In this case, Roberts did not sign the Mortgage, he is not a successor
in interest to Robinson and he is not a “borrower” as defined by the Mortgage.
Therefore, U.S. Bank had no duty to notify him of anything concerning the Property. Accordingly, U.S. Bank is entitled to judgment as a matter of law2 and Roberts’
assignments of error are overruled.
Judgment affirmed.
It is ordered that appellee recover from appellant costs herein taxed.
The court finds there were reasonable grounds for this appeal.
It is ordered that a special mandate issue out of this court directing the
common pleas court to carry this judgment into execution.
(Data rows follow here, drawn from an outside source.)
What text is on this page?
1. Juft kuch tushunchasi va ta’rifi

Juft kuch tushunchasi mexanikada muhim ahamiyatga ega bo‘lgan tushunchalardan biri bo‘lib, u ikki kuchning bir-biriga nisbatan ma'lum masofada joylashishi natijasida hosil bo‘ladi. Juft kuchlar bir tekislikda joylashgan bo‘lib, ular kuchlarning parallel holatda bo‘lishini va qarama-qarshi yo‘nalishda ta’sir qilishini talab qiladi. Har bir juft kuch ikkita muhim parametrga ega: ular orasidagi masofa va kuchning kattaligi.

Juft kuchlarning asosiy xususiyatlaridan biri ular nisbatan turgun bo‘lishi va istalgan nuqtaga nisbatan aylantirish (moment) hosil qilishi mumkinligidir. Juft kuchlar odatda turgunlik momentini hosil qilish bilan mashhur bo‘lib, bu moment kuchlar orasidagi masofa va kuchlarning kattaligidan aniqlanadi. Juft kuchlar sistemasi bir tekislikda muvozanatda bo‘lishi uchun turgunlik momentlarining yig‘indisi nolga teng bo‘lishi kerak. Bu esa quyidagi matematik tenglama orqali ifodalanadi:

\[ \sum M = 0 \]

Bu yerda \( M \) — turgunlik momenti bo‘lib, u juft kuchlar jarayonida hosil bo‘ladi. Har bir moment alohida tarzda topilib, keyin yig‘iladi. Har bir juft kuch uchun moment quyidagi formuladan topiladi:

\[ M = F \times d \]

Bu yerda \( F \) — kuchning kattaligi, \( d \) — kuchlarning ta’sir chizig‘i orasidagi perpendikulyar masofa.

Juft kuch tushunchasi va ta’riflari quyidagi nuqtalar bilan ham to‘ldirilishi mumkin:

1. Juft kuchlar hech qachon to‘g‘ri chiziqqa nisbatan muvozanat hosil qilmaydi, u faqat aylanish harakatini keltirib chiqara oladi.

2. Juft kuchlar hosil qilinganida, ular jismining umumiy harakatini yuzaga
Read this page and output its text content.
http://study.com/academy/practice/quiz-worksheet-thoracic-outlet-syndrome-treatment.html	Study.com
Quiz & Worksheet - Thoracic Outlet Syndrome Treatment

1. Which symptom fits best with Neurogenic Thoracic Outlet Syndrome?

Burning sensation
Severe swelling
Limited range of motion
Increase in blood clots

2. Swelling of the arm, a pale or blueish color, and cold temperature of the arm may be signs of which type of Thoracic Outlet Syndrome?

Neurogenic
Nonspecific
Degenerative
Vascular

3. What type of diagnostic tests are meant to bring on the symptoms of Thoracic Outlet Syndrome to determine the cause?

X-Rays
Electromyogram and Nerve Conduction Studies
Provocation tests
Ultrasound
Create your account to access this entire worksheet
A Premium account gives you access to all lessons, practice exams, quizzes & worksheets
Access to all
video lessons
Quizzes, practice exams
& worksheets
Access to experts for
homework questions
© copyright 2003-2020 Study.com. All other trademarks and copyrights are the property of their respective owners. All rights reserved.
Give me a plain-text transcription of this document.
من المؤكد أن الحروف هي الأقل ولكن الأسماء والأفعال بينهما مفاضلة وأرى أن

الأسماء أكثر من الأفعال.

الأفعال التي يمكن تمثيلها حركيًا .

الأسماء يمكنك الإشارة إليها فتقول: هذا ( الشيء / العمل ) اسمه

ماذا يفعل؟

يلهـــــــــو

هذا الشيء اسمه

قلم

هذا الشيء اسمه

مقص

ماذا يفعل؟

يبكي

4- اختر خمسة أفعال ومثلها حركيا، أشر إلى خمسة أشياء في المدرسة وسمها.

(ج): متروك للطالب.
A certified copy of this entry shall constitute the mandate pursuant to Rule 27
of the Rules of Appellate Procedure.
______________________________________ EILEEN A. GALLAGHER, ADMINISTRATIVE JUDGE
SEAN C. GALLAGHER, J., and WILLIAM A. KLATT, J.,* CONCUR
(*Sitting by assignment: William A. Klatt, J., retired, of the Tenth District Court of Appeals.)
2 For the purpose of clarification, we point out that Roberts did not sign the Note
either. Although the court granted summary judgment in favor of U.S. Bank apparently on both of the causes of action in its complaint — breach of note and foreclosure — U.S. Bank is not entitled to, nor did it seek, “a personal judgment against [Roberts] but is seeking instead to enforce its security interest.”